For me, my money belt was molded into my skin, ensuring any prospective thief would have to get up close and personal in order to take my passport, spare credit card and cash. My purse, my beloved Thai green floral, multi-compartmental mini-luggage, held my phone, wallet, main cards, cash, hand sanitizer, toilet paper and other necessities. My purse was my new appendage, and it went everywhere with me.
For the last leg of our Nepal trip, Naren and I were heading from Pokhara to Lumbini, the birthplace of the Buddha, and embarked on six-hour+ bus journey.
As I had grown accustomed to, the bus was filled to the max with passengers, and as its only female passenger and its only Western passenger, I didn’t quite blend in. While the bus provided the standard stuffy, aggressive, bumpy ride I was getting used to, the mountain views were lovely, and it was a fairly enjoyable ride.
A few hours in the bus made its first pit stop, and to my disappointment, this one would take place in the great outdoors. While I usually tried to avoid taking advantage of these sorts of stops, I could not in this instance, so I grabbed my purse and disembarked with the rest of the passengers.

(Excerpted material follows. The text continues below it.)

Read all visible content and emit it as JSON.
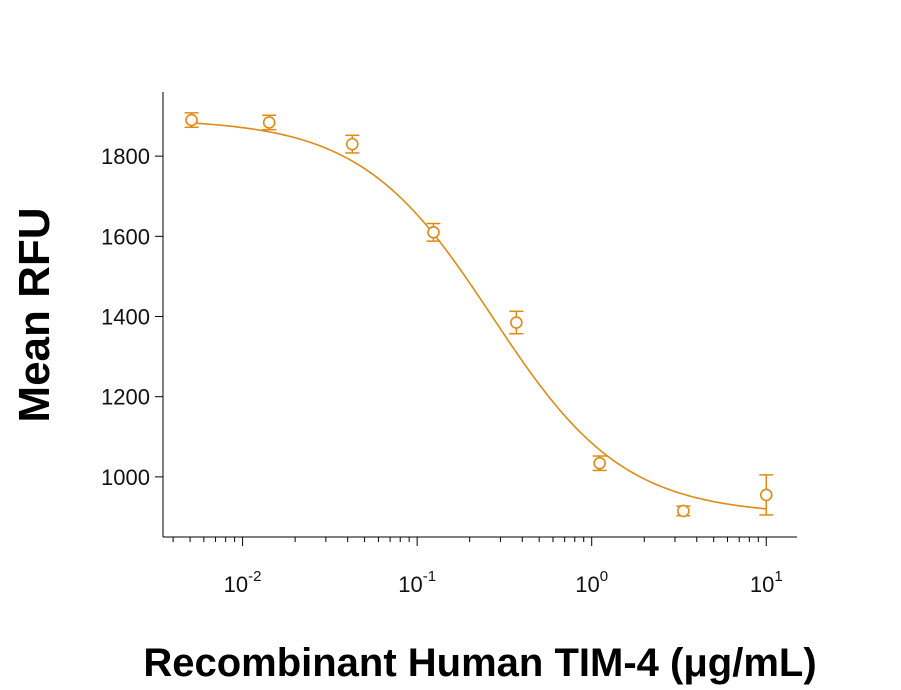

Now, as I mentioned before, I was the only woman on the bus and a foreigner as well – I did not need more attention. I was not just going to go outside and pee on a tree. So I did my best to walk along the road in search of some privacy.
A little ways down I found a couple trees blocking the view from the road and decided this was as good as it was going to get. I set my purse down on the small rock and began to sit and, to my horror, watched it tumble down the mountain side.

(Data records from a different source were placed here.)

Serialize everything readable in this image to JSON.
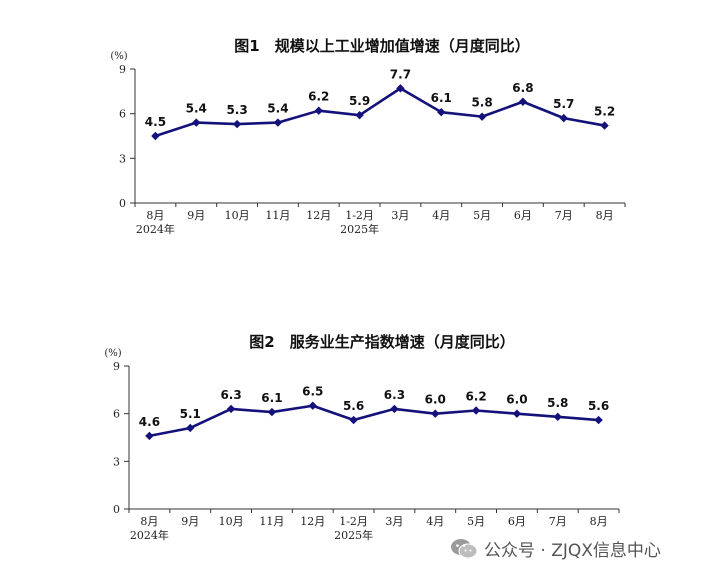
{
  "chart_data": [
    {
      "type": "line",
      "title": "图1　规模以上工业增加值增速（月度同比）",
      "unit": "(%)",
      "categories": [
        "8月",
        "9月",
        "10月",
        "11月",
        "12月",
        "1-2月",
        "3月",
        "4月",
        "5月",
        "6月",
        "7月",
        "8月"
      ],
      "year_labels": [
        {
          "index": 0,
          "text": "2024年"
        },
        {
          "index": 5,
          "text": "2025年"
        }
      ],
      "values": [
        4.5,
        5.4,
        5.3,
        5.4,
        6.2,
        5.9,
        7.7,
        6.1,
        5.8,
        6.8,
        5.7,
        5.2
      ],
      "data_labels": [
        "4.5",
        "5.4",
        "5.3",
        "5.4",
        "6.2",
        "5.9",
        "7.7",
        "6.1",
        "5.8",
        "6.8",
        "5.7",
        "5.2"
      ],
      "ylim": [
        0,
        9
      ],
      "yticks": [
        "0",
        "3",
        "6",
        "9"
      ],
      "grid": false,
      "color": "#14127a"
    },
    {
      "type": "line",
      "title": "图2　服务业生产指数增速（月度同比）",
      "unit": "(%)",
      "categories": [
        "8月",
        "9月",
        "10月",
        "11月",
        "12月",
        "1-2月",
        "3月",
        "4月",
        "5月",
        "6月",
        "7月",
        "8月"
      ],
      "year_labels": [
        {
          "index": 0,
          "text": "2024年"
        },
        {
          "index": 5,
          "text": "2025年"
        }
      ],
      "values": [
        4.6,
        5.1,
        6.3,
        6.1,
        6.5,
        5.6,
        6.3,
        6.0,
        6.2,
        6.0,
        5.8,
        5.6
      ],
      "data_labels": [
        "4.6",
        "5.1",
        "6.3",
        "6.1",
        "6.5",
        "5.6",
        "6.3",
        "6.0",
        "6.2",
        "6.0",
        "5.8",
        "5.6"
      ],
      "ylim": [
        0,
        9
      ],
      "yticks": [
        "0",
        "3",
        "6",
        "9"
      ],
      "grid": false,
      "color": "#14127a"
    }
  ],
  "watermark": {
    "text": "公众号 · ZJQX信息中心",
    "icon": "wechat-icon"
  }
}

My jaw dropped as I watched my purse, with all my cash, cards and phone, bounce round and round through the leaves and trees, finally settling about 30 feet down. Though this wasn’t exactly a sheer drop, it was certainly steep enough for me to decide retrieving it would not be a wise move.

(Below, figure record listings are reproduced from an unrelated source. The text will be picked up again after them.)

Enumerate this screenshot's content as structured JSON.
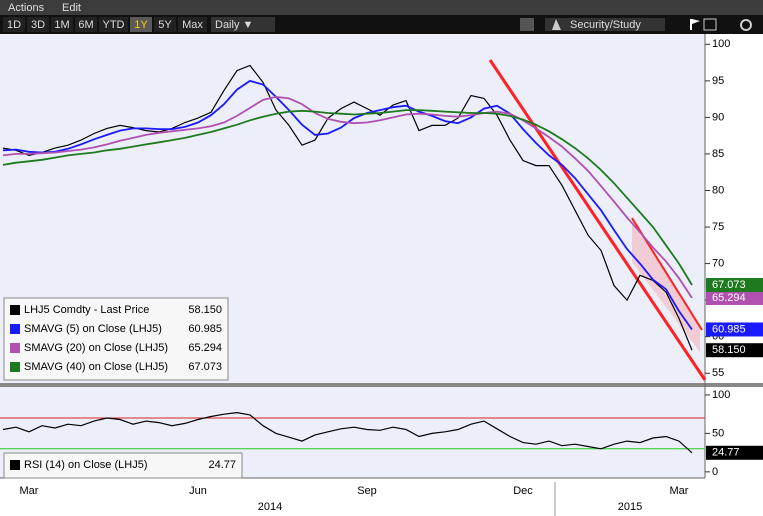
{
  "toolbar": {
    "menu": [
      "Actions",
      "Edit"
    ],
    "periods": [
      "1D",
      "3D",
      "1M",
      "6M",
      "YTD",
      "1Y",
      "5Y",
      "Max"
    ],
    "selected": 5,
    "frequency": "Daily ▼",
    "study": "Security/Study"
  },
  "chart_data": [
    {
      "type": "line",
      "categories": [
        null,
        null,
        "Mar",
        null,
        null,
        null,
        null,
        null,
        null,
        null,
        null,
        null,
        null,
        null,
        null,
        "Jun",
        null,
        null,
        null,
        null,
        null,
        null,
        null,
        null,
        null,
        null,
        null,
        null,
        "Sep",
        null,
        null,
        null,
        null,
        null,
        null,
        null,
        null,
        null,
        null,
        null,
        "Dec",
        null,
        null,
        null,
        null,
        null,
        null,
        null,
        null,
        null,
        null,
        null,
        "Mar",
        null
      ],
      "ylim": [
        53.8,
        101
      ],
      "yticks": [
        55,
        60,
        65,
        70,
        75,
        80,
        85,
        90,
        95,
        100
      ],
      "legend": "bottom-left",
      "series": [
        {
          "name": "LHJ5 Comdty - Last Price",
          "color": "#000000",
          "values": [
            85.8,
            85.5,
            84.8,
            85.2,
            85.8,
            86.2,
            86.9,
            87.8,
            88.5,
            88.9,
            88.6,
            88.2,
            88,
            88.5,
            89.3,
            89.9,
            90.7,
            93.7,
            96.4,
            97.1,
            94.8,
            91,
            88.9,
            86.2,
            86.9,
            89.9,
            91.2,
            92.1,
            91.2,
            90.3,
            91.7,
            92.3,
            88.2,
            88.9,
            88.9,
            89.9,
            93,
            92.6,
            90.3,
            86.9,
            84.1,
            83.4,
            83.4,
            80.7,
            77.3,
            73.9,
            71.8,
            67,
            65,
            68.4,
            67.7,
            66.1,
            62.5,
            58.15
          ],
          "value_labels": [
            null,
            null,
            null,
            null,
            null,
            null,
            null,
            null,
            null,
            null,
            null,
            null,
            null,
            null,
            null,
            null,
            null,
            null,
            null,
            null,
            null,
            null,
            null,
            null,
            null,
            null,
            null,
            null,
            null,
            null,
            null,
            null,
            null,
            null,
            null,
            null,
            null,
            null,
            null,
            null,
            null,
            null,
            null,
            null,
            null,
            null,
            null,
            null,
            null,
            null,
            null,
            null,
            null,
            "58.150"
          ]
        },
        {
          "name": "SMAVG (5) on Close (LHJ5)",
          "color": "#1a1aff",
          "values": [
            85.5,
            85.6,
            85.3,
            85.2,
            85.3,
            85.7,
            86.3,
            87,
            87.6,
            88.2,
            88.5,
            88.5,
            88.4,
            88.4,
            88.7,
            89.3,
            90.3,
            91.8,
            93.8,
            95,
            94.5,
            92.8,
            91,
            89,
            87.6,
            87.8,
            88.6,
            89.9,
            90.6,
            91,
            91.4,
            91.6,
            90.8,
            90.2,
            89.5,
            89.2,
            90,
            91.2,
            91.6,
            90.5,
            88.4,
            86.5,
            84.8,
            83.5,
            81.7,
            79.5,
            77.3,
            74.6,
            72,
            70,
            67.8,
            66.5,
            63.5,
            60.985
          ]
        },
        {
          "name": "SMAVG (20) on Close (LHJ5)",
          "color": "#b050b0",
          "values": [
            84.8,
            85,
            85,
            85.1,
            85.2,
            85.4,
            85.6,
            85.9,
            86.3,
            86.8,
            87.2,
            87.6,
            87.9,
            88.1,
            88.3,
            88.5,
            88.8,
            89.3,
            90.2,
            91.3,
            92.4,
            92.8,
            92.6,
            91.8,
            90.6,
            89.8,
            89.4,
            89.2,
            89.3,
            89.6,
            90,
            90.4,
            90.5,
            90.4,
            90.2,
            90.1,
            90.3,
            90.6,
            90.8,
            90.5,
            89.6,
            88.5,
            87.3,
            86,
            84.4,
            82.7,
            80.6,
            78.5,
            76.3,
            74.3,
            72.2,
            70.3,
            68,
            65.294
          ]
        },
        {
          "name": "SMAVG (40) on Close (LHJ5)",
          "color": "#1e7a1e",
          "values": [
            83.5,
            83.8,
            84,
            84.2,
            84.5,
            84.8,
            85,
            85.2,
            85.5,
            85.7,
            86,
            86.3,
            86.6,
            86.9,
            87.2,
            87.6,
            88,
            88.5,
            89,
            89.6,
            90.1,
            90.5,
            90.8,
            90.9,
            90.8,
            90.6,
            90.5,
            90.4,
            90.5,
            90.6,
            90.8,
            91,
            91,
            90.9,
            90.8,
            90.7,
            90.6,
            90.6,
            90.5,
            90.2,
            89.7,
            89,
            88.1,
            87,
            85.8,
            84.4,
            82.8,
            81,
            79,
            77,
            75,
            72.5,
            70,
            67.073
          ]
        }
      ]
    },
    {
      "type": "line",
      "categories": [
        null,
        null,
        "Mar",
        null,
        null,
        null,
        null,
        null,
        null,
        null,
        null,
        null,
        null,
        null,
        null,
        "Jun",
        null,
        null,
        null,
        null,
        null,
        null,
        null,
        null,
        null,
        null,
        null,
        null,
        "Sep",
        null,
        null,
        null,
        null,
        null,
        null,
        null,
        null,
        null,
        null,
        null,
        "Dec",
        null,
        null,
        null,
        null,
        null,
        null,
        null,
        null,
        null,
        null,
        null,
        "Mar",
        null
      ],
      "year_labels": [
        "2014",
        "2015"
      ],
      "ylim": [
        -8,
        109
      ],
      "yticks": [
        0,
        50,
        100
      ],
      "legend": "bottom-left",
      "reference_lines": [
        {
          "value": 70,
          "color": "#e02020"
        },
        {
          "value": 30,
          "color": "#22cc22"
        }
      ],
      "series": [
        {
          "name": "RSI (14) on Close (LHJ5)",
          "color": "#000000",
          "values": [
            55,
            58,
            52,
            60,
            57,
            62,
            60,
            66,
            70,
            68,
            62,
            66,
            64,
            60,
            63,
            68,
            72,
            75,
            77,
            74,
            60,
            50,
            45,
            40,
            48,
            52,
            56,
            58,
            55,
            54,
            58,
            55,
            46,
            50,
            52,
            55,
            62,
            66,
            56,
            46,
            38,
            36,
            40,
            34,
            36,
            33,
            30,
            36,
            40,
            38,
            44,
            46,
            40,
            24.77
          ]
        }
      ]
    }
  ]
}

By this point, I had been gone quite a long time, and I knew the bus driver would be annoyed with me. I got back on the road and ran to find Naren, ignoring the driver and other passengers trying to urge me on to the bus. Naren explained the situation to them, and the next thing I know, he and about 10 Nepali men were following me back to my little clearing.
I really thought my purse was a goner, but to my surprise, Naren and my new retrieval team scrambled on down without a second’s hesitation, returning my lifeline in about three minutes.
I’ve been told before that things always have a way of working out for me, and like my memory card mishap before, I really am one lucky girl.
The moral of this story: if you must squat by the side of a mountain to pee, make sure you place you place your purse on a flat rock :).